Monday, October 13, 2008

Best post I've read today on a national health care plan...

From Cafe Hayek on the idea of having national health care because it will free businesses from an added expense:

Washington Post columnist E.J. Dionne, perhaps channeling Malcolm Gladwell, commits a truly bad economic mistake. Like all such mistakes, it's one that results when someone looks only at the surface, with no analytical penetration beyond what is most easily seen.

Here's Dionne:

"Few investments would help businesses more than offloading a share of their health-care costs to the government. It's social justice with an economic kick."
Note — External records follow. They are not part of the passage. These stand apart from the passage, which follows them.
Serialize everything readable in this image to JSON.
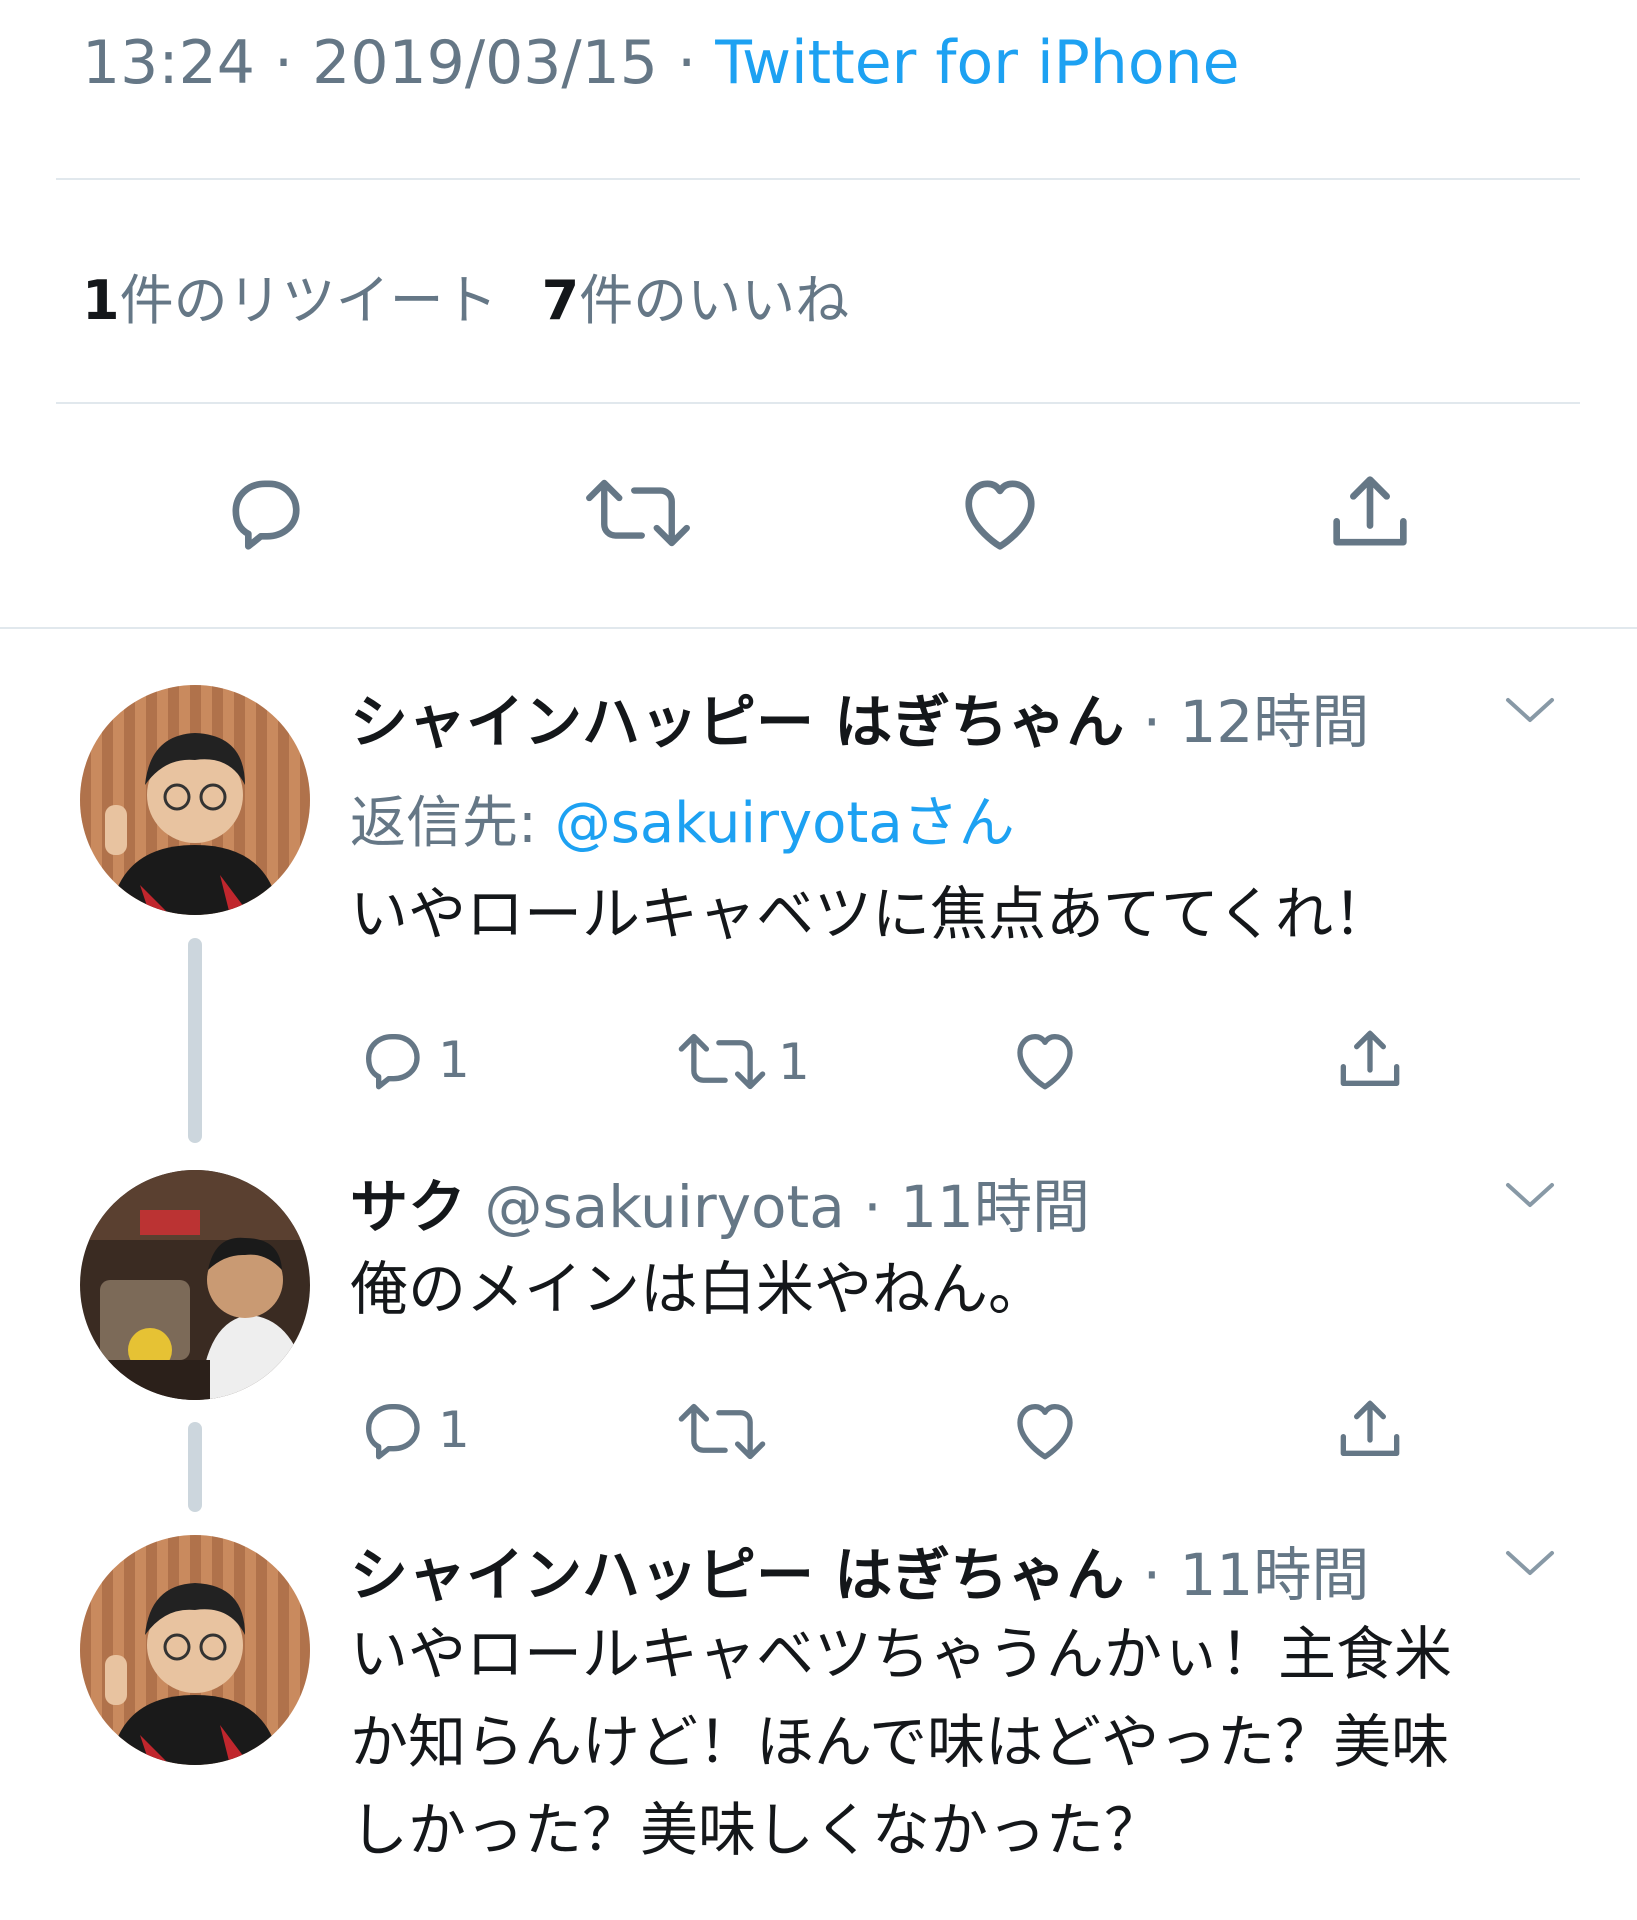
{
  "detail": {
    "time": "13:24",
    "date": "2019/03/15",
    "source": "Twitter for iPhone",
    "retweet_count": "1",
    "retweet_label": "件のリツイート",
    "like_count": "7",
    "like_label": "件のいいね"
  },
  "replies": [
    {
      "name": "シャインハッピー はぎちゃん",
      "time": "12時間",
      "reply_prefix": "返信先:",
      "reply_to": "@sakuiryotaさん",
      "text": "いやロールキャベツに焦点あててくれ！",
      "reply_count": "1",
      "retweet_count": "1"
    },
    {
      "name": "サク",
      "handle": "@sakuiryota",
      "time": "11時間",
      "text": "俺のメインは白米やねん。",
      "reply_count": "1"
    },
    {
      "name": "シャインハッピー はぎちゃん",
      "time": "11時間",
      "text_lines": [
        "いやロールキャベツちゃうんかぃ！主食米",
        "か知らんけど！ほんで味はどやった？美味",
        "しかった？美味しくなかった？"
      ]
    }
  ],
  "colors": {
    "accent": "#1da1f2",
    "secondary_text": "#657786",
    "divider": "#e1e8ed",
    "thread_line": "#ccd6dd"
  },
  "icons": [
    "reply-icon",
    "retweet-icon",
    "like-icon",
    "share-icon",
    "chevron-down-icon"
  ]
}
Rather than explain in detail the flaws that saturate this idea, I content myself now only to ask: If Dionne is correct that the efficiency of American businesses would generally be improved if government paid for all workers' health insurance - that is, if government paid part of firms' costs of employing workers - then is it also true that the efficiency of American businesses would be further improved if government paid firms' full wages bill?

Put differently, if the U.S. economy would get "an economic kick" from government paying part of firms' costs of employing workers, why would the economy not get an even bigger kick if government announces to all employers: 'From now on, government will pay all of the expenses you incur in hiring and maintaining employees. Government will pay not only one type of fringe benefit, as Mr. Dionne proposes, but all of your costs of employing workers.'

So no firm would any longer have to pay as much as a single cent to hire and maintain workers. Wages, salaries, and fringe benefits - all benefits from health-insurance premiums to office holiday parties - would be fully covered by government.

1 comment:

Jeffrey Perren said...

I'm still struggling to decide whether creatures like Dionne are merely complete economic ignoramuses or stealth evil on rocket power.

I suppose one would have to take it on a case by case basis.

But a worse aspect is not that some chump can say these things, but that he can get a job at a major magazine saying these things and -- worst of all -- that so many people take such things as mainstream thought that the government can get away with the recent semi-nationalization of the banks, after causing the problem in the first place.

The emergency brake cable has been cut from socialism and, as your Cafe Hayek quote points out, lovers of liberty are in for a hard time the next few years.

Still, we have to believe that in the long run, we can counter this sort of nonsense. Apart from knowing that reality is on our side, it would be difficult not to take an arsenic pill otherwise.